@medfeb Could you elaborate on what you meant by your top goal? You had said we needed:
A fundamental reboot in all facets of U.S. federal public health policy toward this disease.
How would you or others describe this situation you'd like to fix to an uninformed person? What are some suggested fixes you or others would like to see?
Answering these two questions for each goal is what we're now asking people to do.
New patients and people not educated in ME/CFS often don't know the acronyms either.
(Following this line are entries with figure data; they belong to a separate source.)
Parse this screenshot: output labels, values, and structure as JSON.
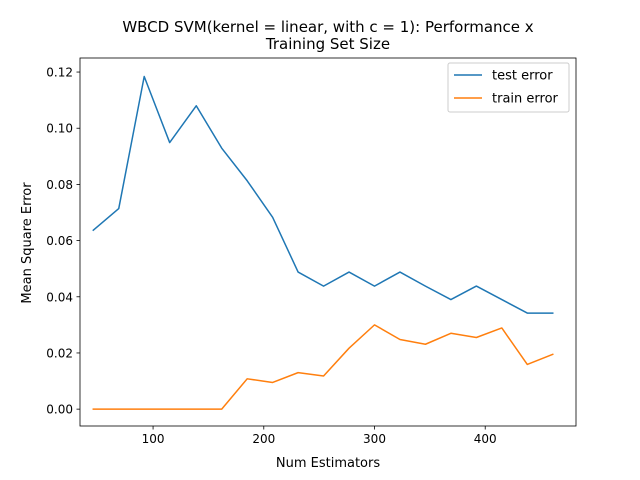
{
  "chart_data": {
    "type": "line",
    "title_lines": [
      "WBCD SVM(kernel = linear, with c = 1): Performance x",
      "Training Set Size"
    ],
    "xlabel": "Num Estimators",
    "ylabel": "Mean Square Error",
    "xlim": [
      34,
      482
    ],
    "ylim": [
      -0.006,
      0.125
    ],
    "x_ticks": [
      100,
      200,
      300,
      400
    ],
    "y_ticks": [
      0.0,
      0.02,
      0.04,
      0.06,
      0.08,
      0.1,
      0.12
    ],
    "y_tick_decimals": 2,
    "grid": false,
    "legend_position": "top-right",
    "x": [
      46,
      69,
      92,
      115,
      139,
      162,
      185,
      208,
      231,
      254,
      277,
      300,
      323,
      346,
      369,
      392,
      415,
      438,
      461
    ],
    "series": [
      {
        "name": "test error",
        "color": "#1f77b4",
        "values": [
          0.0637,
          0.0714,
          0.1184,
          0.0949,
          0.108,
          0.0929,
          0.0813,
          0.0683,
          0.0488,
          0.0438,
          0.0488,
          0.0438,
          0.0488,
          0.0438,
          0.039,
          0.0438,
          0.039,
          0.0342,
          0.0342
        ]
      },
      {
        "name": "train error",
        "color": "#ff7f0e",
        "values": [
          0.0,
          0.0,
          0.0,
          0.0,
          0.0,
          0.0,
          0.0108,
          0.0095,
          0.013,
          0.0118,
          0.0217,
          0.03,
          0.0248,
          0.0231,
          0.027,
          0.0255,
          0.0289,
          0.0159,
          0.0195
        ]
      }
    ]
  }
}
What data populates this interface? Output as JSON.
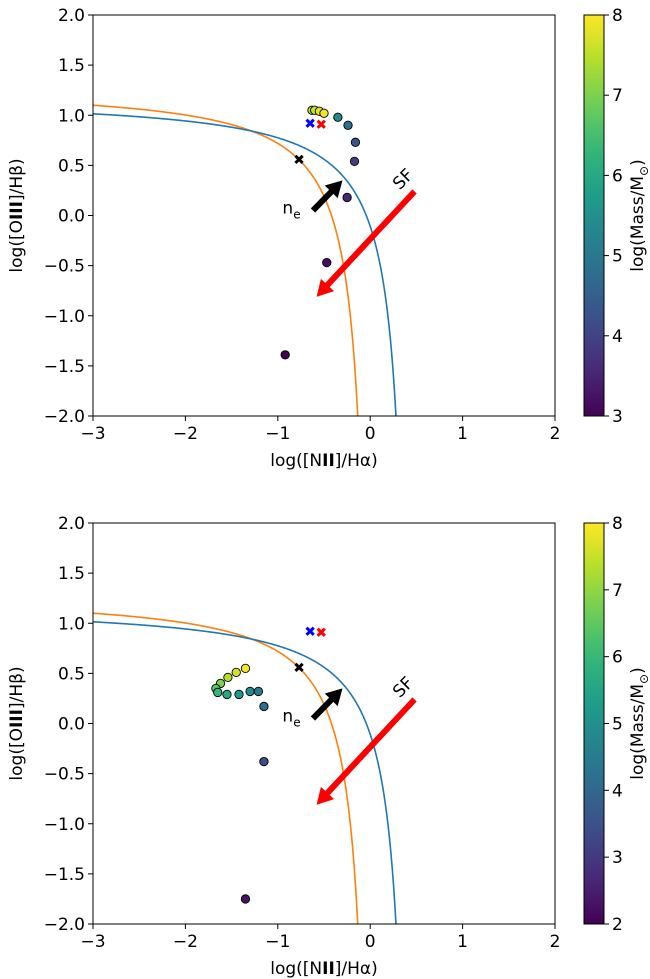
{
  "chart_data": [
    {
      "type": "scatter",
      "xlabel_parts": [
        "log([N",
        "II",
        "]/Hα)"
      ],
      "ylabel_parts": [
        "log([O",
        "III",
        "]/Hβ)"
      ],
      "xlim": [
        -3,
        2
      ],
      "ylim": [
        -2,
        2
      ],
      "x_ticks": [
        -3,
        -2,
        -1,
        0,
        1,
        2
      ],
      "x_tick_labels": [
        "−3",
        "−2",
        "−1",
        "0",
        "1",
        "2"
      ],
      "y_ticks": [
        2.0,
        1.5,
        1.0,
        0.5,
        0.0,
        -0.5,
        -1.0,
        -1.5,
        -2.0
      ],
      "y_tick_labels": [
        "2.0",
        "1.5",
        "1.0",
        "0.5",
        "0.0",
        "−0.5",
        "−1.0",
        "−1.5",
        "−2.0"
      ],
      "colorbar": {
        "label_parts": [
          "log(Mass/M",
          "⊙",
          ")"
        ],
        "colormap": "viridis_r",
        "range": [
          3,
          8
        ],
        "ticks": [
          3,
          4,
          5,
          6,
          7,
          8
        ],
        "tick_labels": [
          "3",
          "4",
          "5",
          "6",
          "7",
          "8"
        ]
      },
      "curves": [
        {
          "formula": "kauffmann",
          "color": "#ff7f0e"
        },
        {
          "formula": "kewley",
          "color": "#1f77b4"
        }
      ],
      "points": [
        {
          "x": -0.63,
          "y": 1.05,
          "mass": 7.5
        },
        {
          "x": -0.6,
          "y": 1.05,
          "mass": 7.6
        },
        {
          "x": -0.55,
          "y": 1.04,
          "mass": 7.8
        },
        {
          "x": -0.5,
          "y": 1.02,
          "mass": 7.9
        },
        {
          "x": -0.35,
          "y": 0.98,
          "mass": 5.3
        },
        {
          "x": -0.24,
          "y": 0.9,
          "mass": 4.8
        },
        {
          "x": -0.16,
          "y": 0.73,
          "mass": 4.3
        },
        {
          "x": -0.17,
          "y": 0.54,
          "mass": 3.9
        },
        {
          "x": -0.25,
          "y": 0.18,
          "mass": 3.5
        },
        {
          "x": -0.47,
          "y": -0.47,
          "mass": 3.2
        },
        {
          "x": -0.92,
          "y": -1.39,
          "mass": 3.0
        }
      ],
      "markers": [
        {
          "x": -0.65,
          "y": 0.92,
          "color": "#0000ff"
        },
        {
          "x": -0.53,
          "y": 0.91,
          "color": "#ff0000"
        },
        {
          "x": -0.77,
          "y": 0.56,
          "color": "#000000"
        }
      ],
      "arrows": [
        {
          "x1": -0.62,
          "y1": 0.05,
          "x2": -0.3,
          "y2": 0.35,
          "color": "#000000",
          "label": "n",
          "label_sub": "e",
          "label_x": -0.95,
          "label_y": 0.02,
          "label_rotation": 0
        },
        {
          "x1": 0.48,
          "y1": 0.24,
          "x2": -0.58,
          "y2": -0.81,
          "color": "#ff0000",
          "label": "SF",
          "label_x": 0.32,
          "label_y": 0.25,
          "label_rotation": -45
        }
      ]
    },
    {
      "type": "scatter",
      "xlabel_parts": [
        "log([N",
        "II",
        "]/Hα)"
      ],
      "ylabel_parts": [
        "log([O",
        "III",
        "]/Hβ)"
      ],
      "xlim": [
        -3,
        2
      ],
      "ylim": [
        -2,
        2
      ],
      "x_ticks": [
        -3,
        -2,
        -1,
        0,
        1,
        2
      ],
      "x_tick_labels": [
        "−3",
        "−2",
        "−1",
        "0",
        "1",
        "2"
      ],
      "y_ticks": [
        2.0,
        1.5,
        1.0,
        0.5,
        0.0,
        -0.5,
        -1.0,
        -1.5,
        -2.0
      ],
      "y_tick_labels": [
        "2.0",
        "1.5",
        "1.0",
        "0.5",
        "0.0",
        "−0.5",
        "−1.0",
        "−1.5",
        "−2.0"
      ],
      "colorbar": {
        "label_parts": [
          "log(Mass/M",
          "⊙",
          ")"
        ],
        "colormap": "viridis_r",
        "range": [
          2,
          8
        ],
        "ticks": [
          2,
          3,
          4,
          5,
          6,
          7,
          8
        ],
        "tick_labels": [
          "2",
          "3",
          "4",
          "5",
          "6",
          "7",
          "8"
        ]
      },
      "curves": [
        {
          "formula": "kauffmann",
          "color": "#ff7f0e"
        },
        {
          "formula": "kewley",
          "color": "#1f77b4"
        }
      ],
      "points": [
        {
          "x": -1.35,
          "y": 0.55,
          "mass": 7.9
        },
        {
          "x": -1.45,
          "y": 0.51,
          "mass": 7.6
        },
        {
          "x": -1.54,
          "y": 0.46,
          "mass": 7.3
        },
        {
          "x": -1.62,
          "y": 0.4,
          "mass": 6.8
        },
        {
          "x": -1.67,
          "y": 0.35,
          "mass": 6.4
        },
        {
          "x": -1.65,
          "y": 0.31,
          "mass": 6.0
        },
        {
          "x": -1.55,
          "y": 0.29,
          "mass": 5.6
        },
        {
          "x": -1.42,
          "y": 0.29,
          "mass": 5.2
        },
        {
          "x": -1.3,
          "y": 0.32,
          "mass": 4.9
        },
        {
          "x": -1.21,
          "y": 0.32,
          "mass": 4.5
        },
        {
          "x": -1.15,
          "y": 0.17,
          "mass": 4.1
        },
        {
          "x": -1.15,
          "y": -0.38,
          "mass": 3.4
        },
        {
          "x": -1.35,
          "y": -1.75,
          "mass": 2.3
        }
      ],
      "markers": [
        {
          "x": -0.65,
          "y": 0.92,
          "color": "#0000ff"
        },
        {
          "x": -0.53,
          "y": 0.91,
          "color": "#ff0000"
        },
        {
          "x": -0.77,
          "y": 0.56,
          "color": "#000000"
        }
      ],
      "arrows": [
        {
          "x1": -0.62,
          "y1": 0.05,
          "x2": -0.3,
          "y2": 0.35,
          "color": "#000000",
          "label": "n",
          "label_sub": "e",
          "label_x": -0.95,
          "label_y": 0.02,
          "label_rotation": 0
        },
        {
          "x1": 0.48,
          "y1": 0.24,
          "x2": -0.58,
          "y2": -0.81,
          "color": "#ff0000",
          "label": "SF",
          "label_x": 0.32,
          "label_y": 0.25,
          "label_rotation": -45
        }
      ]
    }
  ]
}
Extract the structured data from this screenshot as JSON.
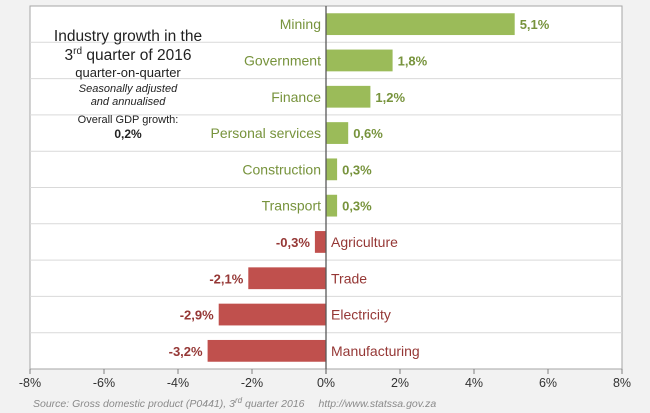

True. We need an introductory statement of what this disease is. Congress members will likely not know unless they've had this disease in their families or have had occasion to work on these issues.
Hi
@Sasha
The one thing I thought of to add to my "list of specifics" would be a study of
DALY in this disease (and RFA for this?); it would need to include moderately-severe and very severe patients.
for instance, Centers of Excellence including the centers which have been being developed without Federal intervention;
biobanks;
RFAs for biopathology, biomarkers, and studies leading to pharmacology;
an RFA for incidence and prevalence;
an RFA for natural course...
It seems that between this post and our previous suggestions that we have enough suggested research ideas to fill a few sentences. I think what
@Sasha was asking you to do was to work on several good sentences to sum up the current research situation and some suggested fixes. The answers are the kind of wording we need now for each goal. Any more volunteers for other goals?
@WillowJ I undertand what your saying. I think that's why it's important to highlight the inequality/parity with all diseases. The illness is marginalised regardless of fitting in any box and in many ways. I think focussing on prevalence, functional loss and suffering hits an ethical and moral point which is a good thing to do. That's why I said I wasn't meaning it should be included to Sasha I was just highlighting how marginalised it is. You have also highlighted how this is so in another way in the US.
This is well-put and we should incorporate some of this wording into our letter. We should think about where it fits best: intro, certain goals, etc.
Just working on the intro paras.
Can a US person tell me who/how many people represent each citizen in congress? Do you each have one congressperson plus one senator?
I've been trying to figure this out by putting the zip code and address of one or two restaurants into some of those 'find your rep' sites but I seem to be doing it wrong!
Like this one:
https://www.opencongress.org/people/zipcodelookup
Does it just want a five-digit zip code plus the number of your house?
Each person has one congress member and two senators. Except in our capitol, D.C. and in U.S. territories (Puerto Rico,etc.): they only have if lucky, one non-voting member. opencongress.org was one of the look-up sites I had been referring to, previously - thanks . I just tried it, with only my 5-digit zip and it works. Each location also has a 4-digit zip in addition to the 5 digit zip, but most people don't know theirs. The 5-digit zip is usually all a person needs to find their representatives. But in some cases the additional 4-digit code might be needed, if your zip code is split between districts.
Each state has two senators and each congressional district within the state, has 1 congressman or congresswoman. D.C. has one congresswoman. She does not vote, but participates in debates.